Lettre à Guillaume Canet [par Jean-Paul Pelras]

Guillaume,
en septembre 2019, je publiais un édito intitulé “Il y a quelque chose de suspect dans le discours de Guillaume Canet”. Vous m’avez alors téléphoné et, en toute franchise, nous avons échangé de façon très constructive sur les difficultés actuelles du monde agricole. Récemment, Édouard Bergeon, réalisateur de “Au nom de la terre” a déclaré sur Europe 1 : “On tourne, sûrement l’année prochaine, un prochain film avec Guillaume Canet sur le monde agricole, en adaptant l’histoire de Paul François, cet agriculteur qui a vaincu Monsanto suite à une intoxication dûe à un désherbant qui est aujourd’hui interdit”.
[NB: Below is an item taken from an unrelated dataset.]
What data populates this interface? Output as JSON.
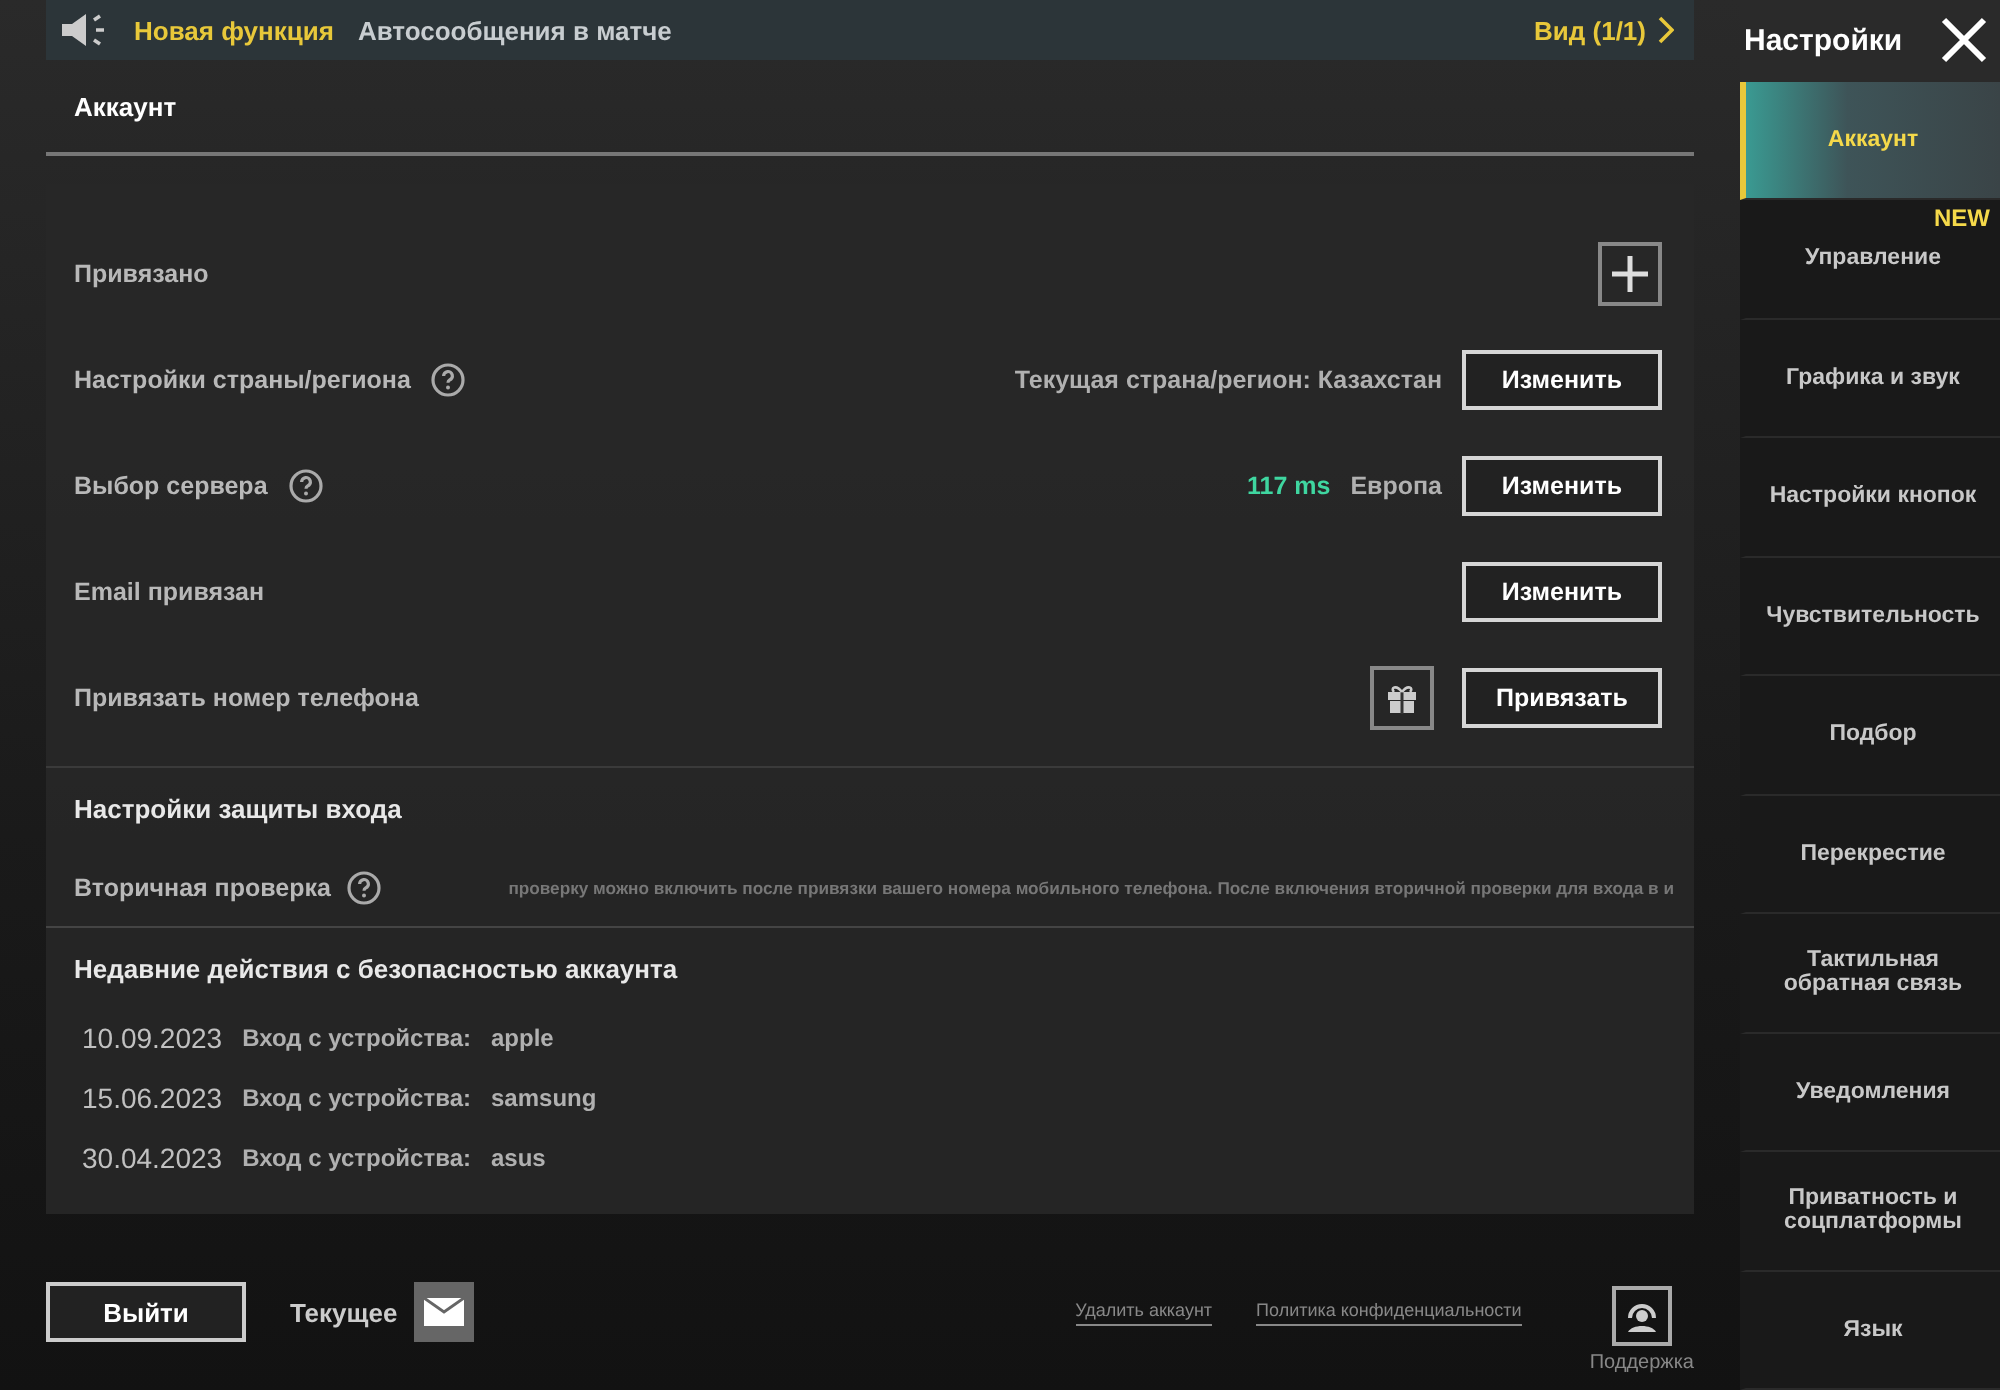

À l’heure où le monde agricole est stigmatisé de toute part, faut-il encore une fois remettre sur le tapis médiatique la question des produits phytosanitaires ? Une question, bien entendu, qui interpelle et suscite le débat, y compris et surtout en dehors de la sphère agricole où beaucoup, quand ils ne se mettent pas à insulter ou à tabasser le paysan, se bouchent ostensiblement le nez dès qu’ils voient un pulvérisateur traverser un champ.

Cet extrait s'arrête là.